Any drudgework you repeat two or three times should be encapsulated or scripted away, deterministically.


Not just laziness of writing scripts, but also laziness of learning what your options are, like inside the framework you use, or what is available off the shelf.

And btw AI is also terrible with this, because they learned from the same code written by the people who make these mistakes all the time. I need to write detailed explanations for them all the time about how to use tools/frameworks/language features properly, because majority of examples in their learning data are simply a huge pile of technical debt. They could never created anything proper without a step by step rulebook, and examples written manually.


This is a nice fantasy. In practice, maintaining tools that help you scaffold common code patterns take more time to create and maintain than it does to copy, paste, and edit.

Turns out LLMs are REALLY good at "make me this thing that is 90% the same as another thing I've built / you've seen before, but with this 10% being different"

Also, by your own metrics, laziness is a virtue, and copying, pasting, and editing is much easier and lazier than maintaining boilerplate tools. So it's not even following your 3 commandments.


> Also, by your own metrics, laziness is a virtue, and copying, pasting, and editing is much easier and lazier than maintaining boilerplate tools. So it's not even following your 3 commandments.

I mean, so is paying someone to write the code for you, but you're not really an engineer at that point, are you?

Engineering involves using stable, deterministic abstractions and components and understanding the architecture and ramifications of your design on a deep level.

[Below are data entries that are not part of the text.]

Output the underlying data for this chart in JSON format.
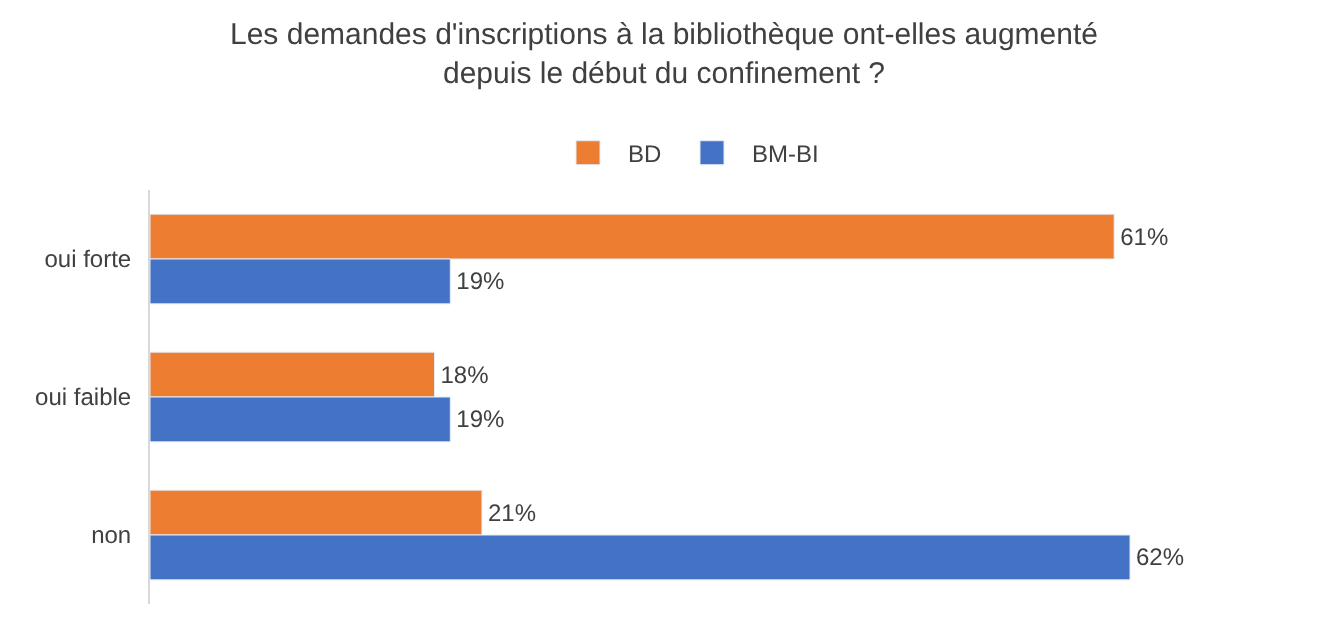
{
  "chart_data": {
    "type": "bar",
    "orientation": "horizontal",
    "title": "Les demandes d'inscriptions à la bibliothèque ont-elles augmenté depuis le début du confinement ?",
    "categories": [
      "oui forte",
      "oui faible",
      "non"
    ],
    "series": [
      {
        "name": "BD",
        "color": "#ed7d31",
        "values": [
          61,
          18,
          21
        ],
        "value_labels": [
          "61%",
          "18%",
          "21%"
        ]
      },
      {
        "name": "BM-BI",
        "color": "#4472c4",
        "values": [
          19,
          19,
          62
        ],
        "value_labels": [
          "19%",
          "19%",
          "62%"
        ]
      }
    ],
    "legend": "top"
  }
}
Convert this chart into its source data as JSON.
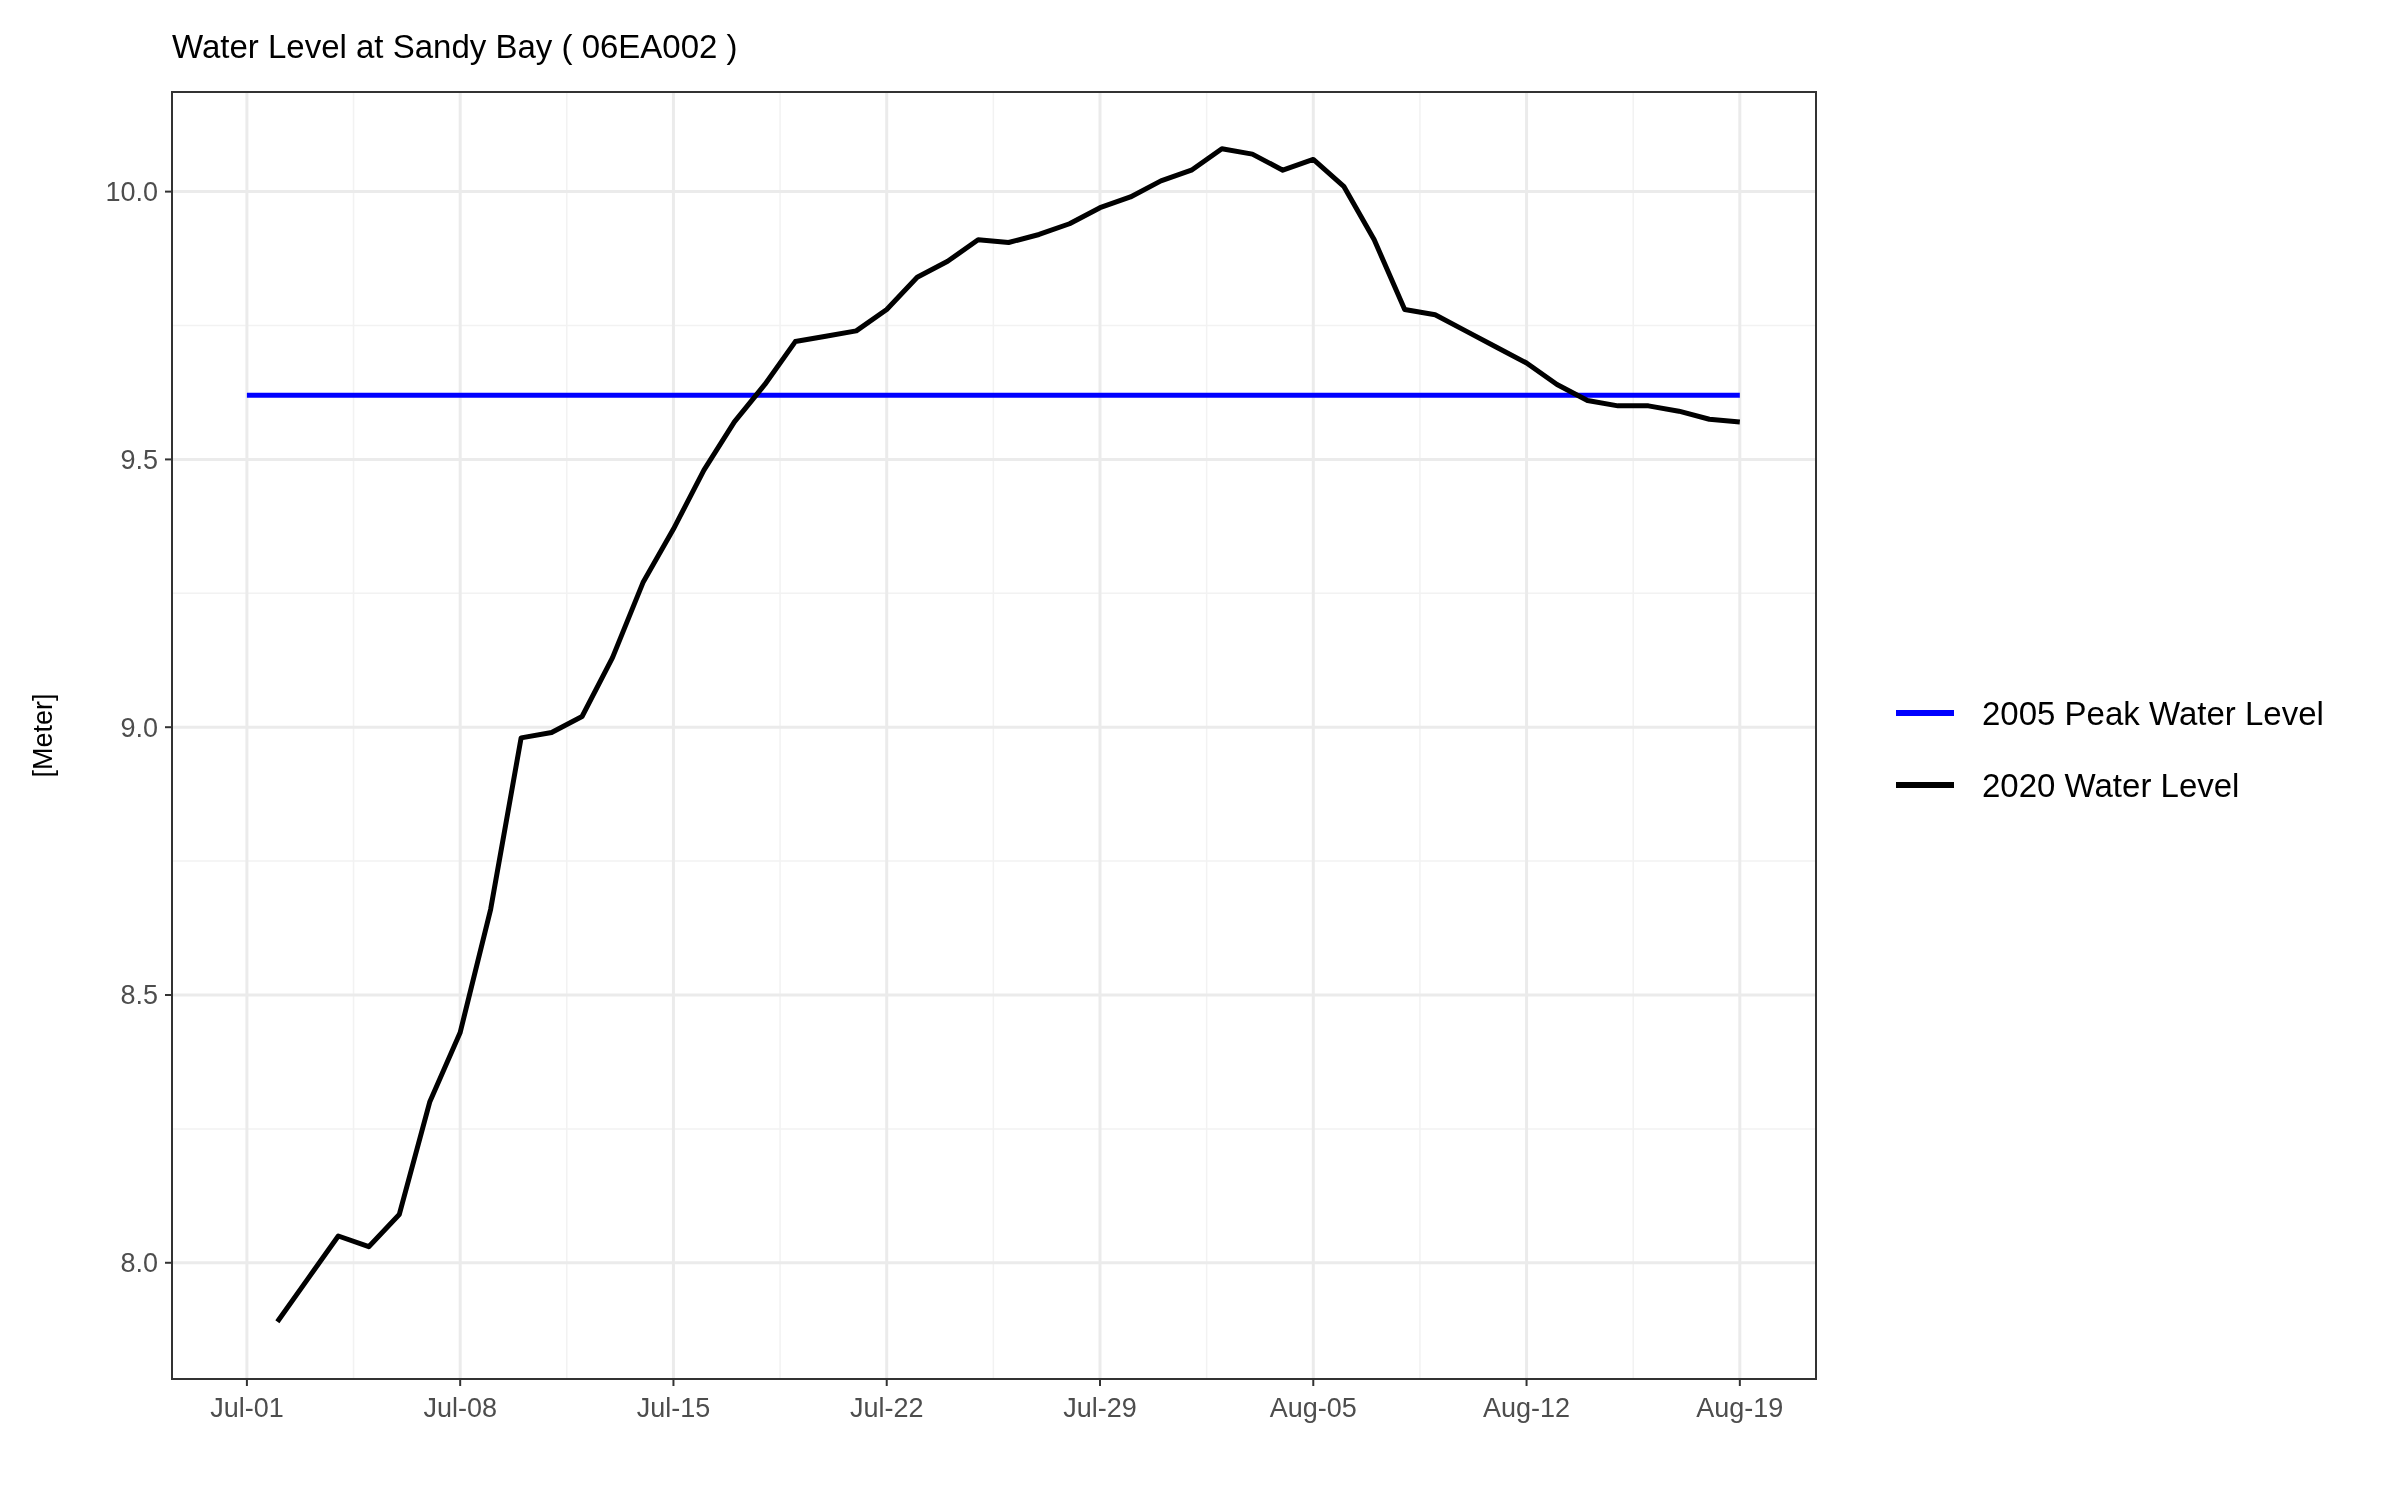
{
  "chart_data": {
    "type": "line",
    "title": "Water Level at Sandy Bay ( 06EA002 )",
    "ylabel": "[Meter]",
    "xlim": [
      "2020-06-28T13:00",
      "2020-08-21T12:00"
    ],
    "ylim": [
      7.783,
      10.186
    ],
    "xticks": [
      {
        "value": "2020-07-01",
        "label": "Jul-01"
      },
      {
        "value": "2020-07-08",
        "label": "Jul-08"
      },
      {
        "value": "2020-07-15",
        "label": "Jul-15"
      },
      {
        "value": "2020-07-22",
        "label": "Jul-22"
      },
      {
        "value": "2020-07-29",
        "label": "Jul-29"
      },
      {
        "value": "2020-08-05",
        "label": "Aug-05"
      },
      {
        "value": "2020-08-12",
        "label": "Aug-12"
      },
      {
        "value": "2020-08-19",
        "label": "Aug-19"
      }
    ],
    "yticks": [
      {
        "value": 8,
        "label": "8.0"
      },
      {
        "value": 8.5,
        "label": "8.5"
      },
      {
        "value": 9,
        "label": "9.0"
      },
      {
        "value": 9.5,
        "label": "9.5"
      },
      {
        "value": 10,
        "label": "10.0"
      }
    ],
    "grid": true,
    "legend": "right",
    "line_style": "solid",
    "series": [
      {
        "name": "2005 Peak Water Level",
        "color": "#0000ff",
        "x": [
          "2020-07-01",
          "2020-08-19"
        ],
        "values": [
          9.62,
          9.62
        ]
      },
      {
        "name": "2020 Water Level",
        "color": "#000000",
        "x": [
          "2020-07-02",
          "2020-07-03",
          "2020-07-04",
          "2020-07-05",
          "2020-07-06",
          "2020-07-07",
          "2020-07-08",
          "2020-07-09",
          "2020-07-10",
          "2020-07-11",
          "2020-07-12",
          "2020-07-13",
          "2020-07-14",
          "2020-07-15",
          "2020-07-16",
          "2020-07-17",
          "2020-07-18",
          "2020-07-19",
          "2020-07-20",
          "2020-07-21",
          "2020-07-22",
          "2020-07-23",
          "2020-07-24",
          "2020-07-25",
          "2020-07-26",
          "2020-07-27",
          "2020-07-28",
          "2020-07-29",
          "2020-07-30",
          "2020-07-31",
          "2020-08-01",
          "2020-08-02",
          "2020-08-03",
          "2020-08-04",
          "2020-08-05",
          "2020-08-06",
          "2020-08-07",
          "2020-08-08",
          "2020-08-09",
          "2020-08-10",
          "2020-08-11",
          "2020-08-12",
          "2020-08-13",
          "2020-08-14",
          "2020-08-15",
          "2020-08-16",
          "2020-08-17",
          "2020-08-18",
          "2020-08-19"
        ],
        "values": [
          7.89,
          7.97,
          8.05,
          8.03,
          8.09,
          8.3,
          8.43,
          8.66,
          8.98,
          8.99,
          9.02,
          9.13,
          9.27,
          9.37,
          9.48,
          9.57,
          9.64,
          9.72,
          9.73,
          9.74,
          9.78,
          9.84,
          9.87,
          9.91,
          9.905,
          9.92,
          9.94,
          9.97,
          9.99,
          10.02,
          10.04,
          10.08,
          10.07,
          10.04,
          10.06,
          10.01,
          9.91,
          9.78,
          9.77,
          9.74,
          9.71,
          9.68,
          9.64,
          9.61,
          9.6,
          9.6,
          9.59,
          9.575,
          9.57
        ]
      }
    ]
  }
}
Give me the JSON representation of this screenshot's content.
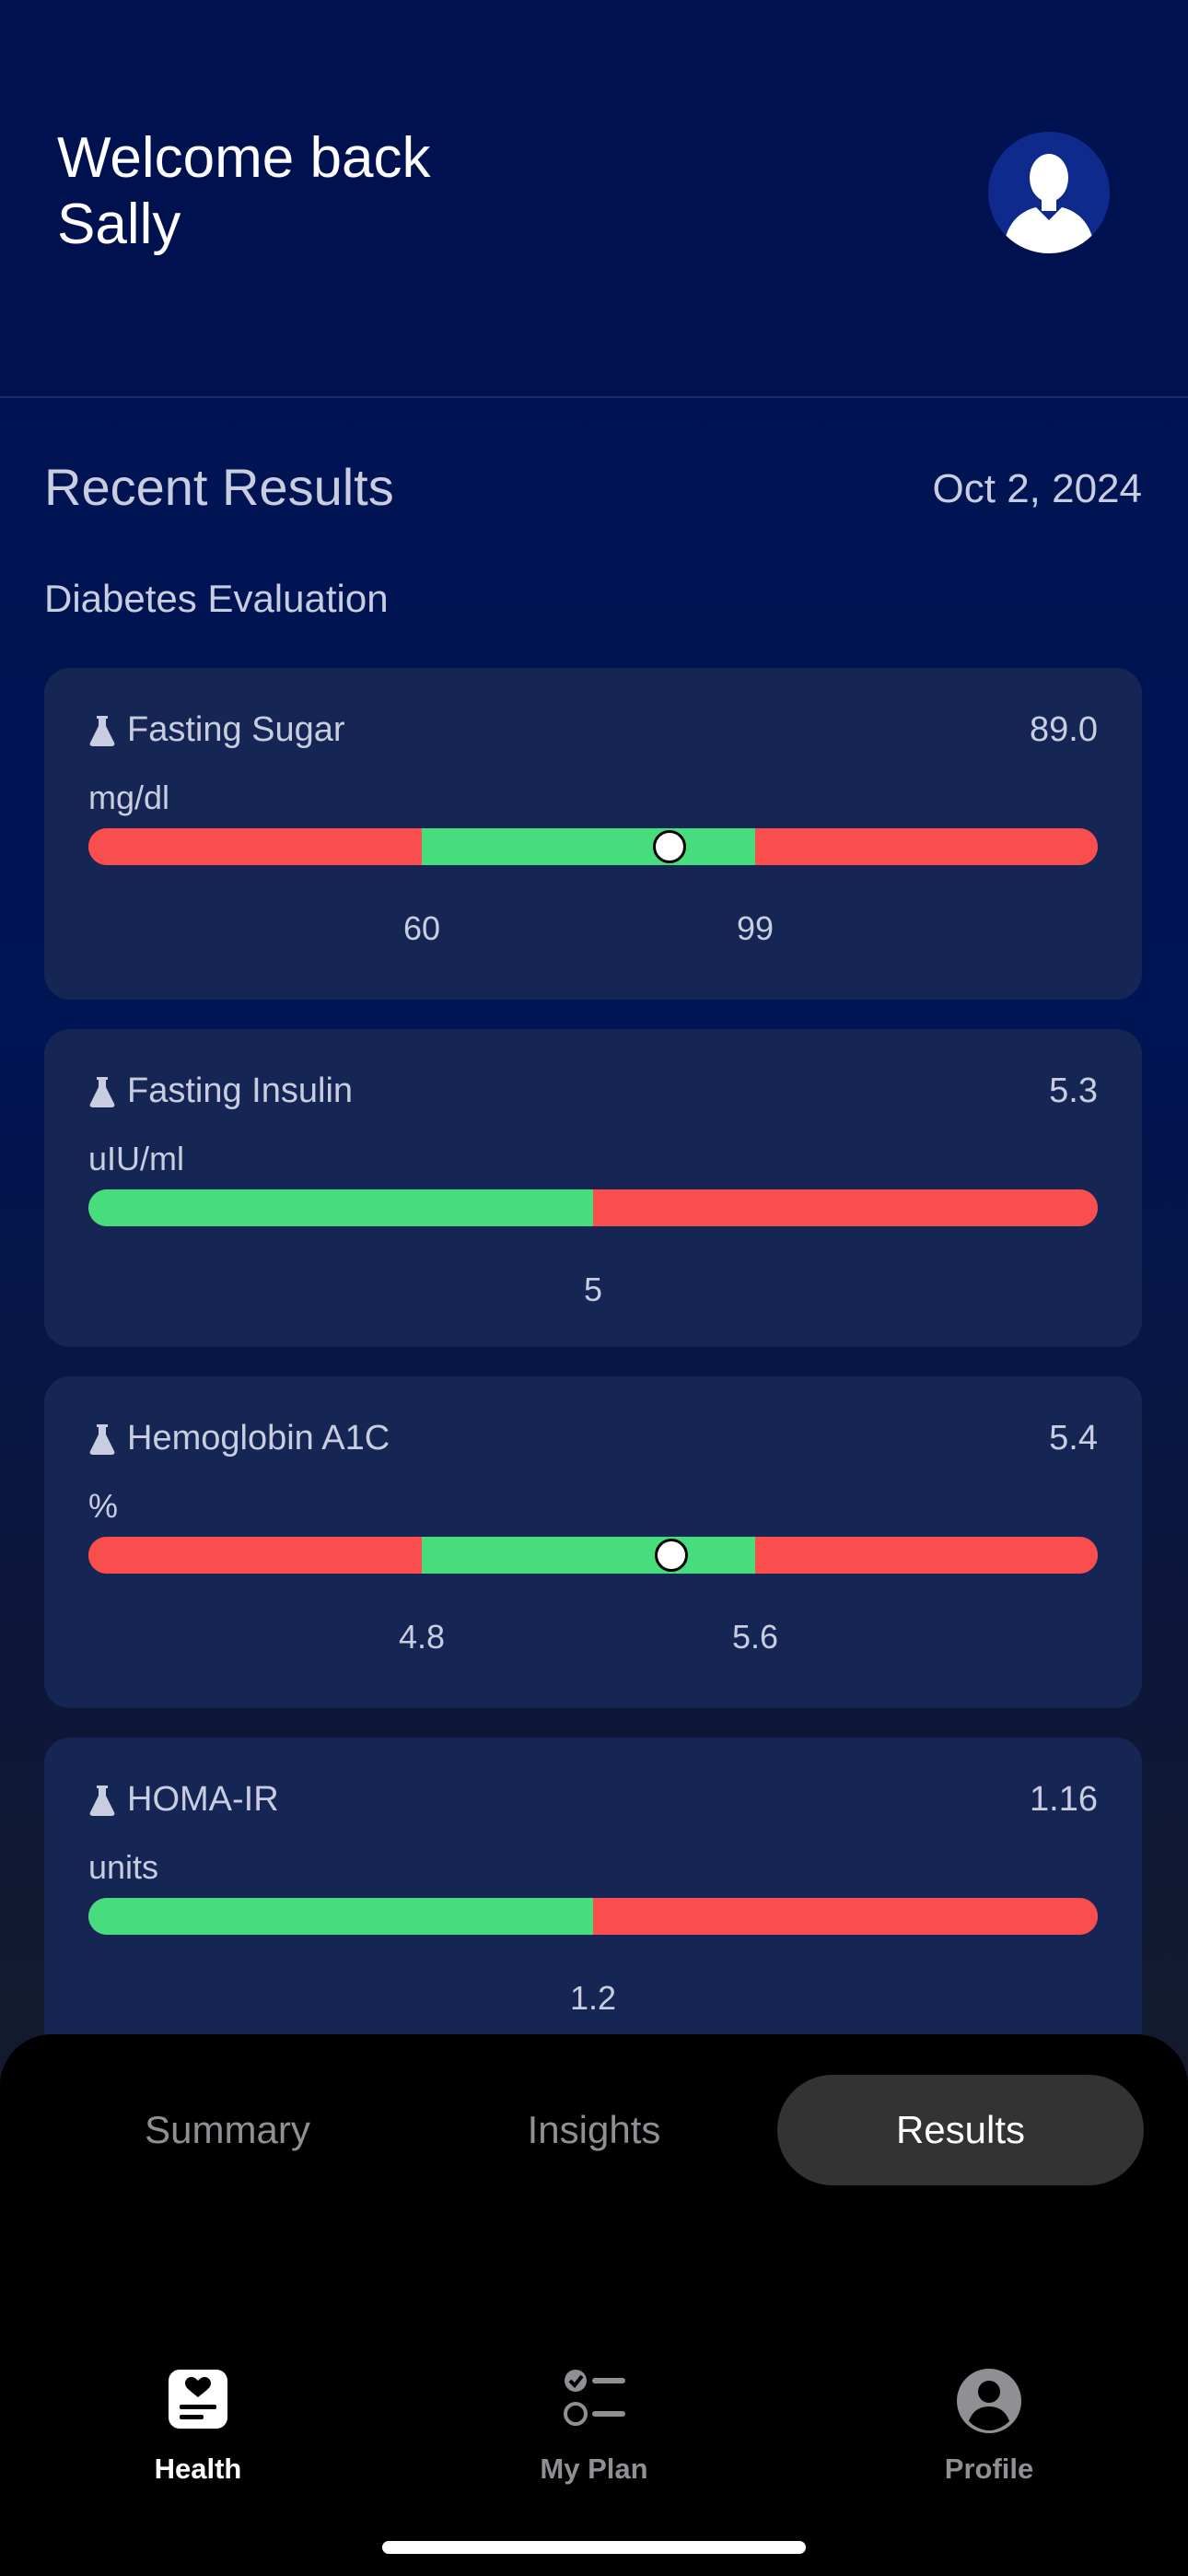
{
  "header": {
    "welcome_line1": "Welcome back",
    "welcome_line2": "Sally",
    "avatar_icon": "person-silhouette-icon"
  },
  "results": {
    "title": "Recent Results",
    "date": "Oct 2, 2024",
    "panel": "Diabetes Evaluation",
    "items": [
      {
        "name": "Fasting Sugar",
        "value": "89.0",
        "unit": "mg/dl",
        "icon": "flask-icon",
        "ticks": [
          "60",
          "99"
        ],
        "indicator_fraction": 0.577
      },
      {
        "name": "Fasting Insulin",
        "value": "5.3",
        "unit": "uIU/ml",
        "icon": "flask-icon",
        "ticks": [
          "5"
        ]
      },
      {
        "name": "Hemoglobin A1C",
        "value": "5.4",
        "unit": "%",
        "icon": "flask-icon",
        "ticks": [
          "4.8",
          "5.6"
        ],
        "indicator_fraction": 0.579
      },
      {
        "name": "HOMA-IR",
        "value": "1.16",
        "unit": "units",
        "icon": "flask-icon",
        "ticks": [
          "1.2"
        ]
      }
    ]
  },
  "segments": {
    "tabs": [
      "Summary",
      "Insights",
      "Results"
    ],
    "active": "Results"
  },
  "tabbar": {
    "items": [
      {
        "label": "Health",
        "icon": "heart-document-icon"
      },
      {
        "label": "My Plan",
        "icon": "checklist-icon"
      },
      {
        "label": "Profile",
        "icon": "user-circle-icon"
      }
    ],
    "active": "Health"
  },
  "colors": {
    "background": "#001150",
    "card": "#162654",
    "in_range": "#48dd7c",
    "out_of_range": "#fa4d4d"
  }
}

Yes, you can outsource this work. But don't delude yourself into thinking that you're still in the same profession.

(Of course, maybe you always thought of yourself as an entrepreneur and only saw coding as a means to an end. I think a lot of people are coming to that conclusion.)


Funny how people complain about macros as an abstraction mechanism, but replacing them with an LLM is fine.

Macros are referenced, like a function call.

LLM output sort of “vendors in” smart macros (for lack of a better description) by saving the actual output of the LLM. In that sense, they serve different purposes.


Yes, LLMs are more like offline code generators that can't be reliably re-run. So the very first step of producing the code is "easy", but after that you have lost that ease, and have to read and maintain the larger generated output.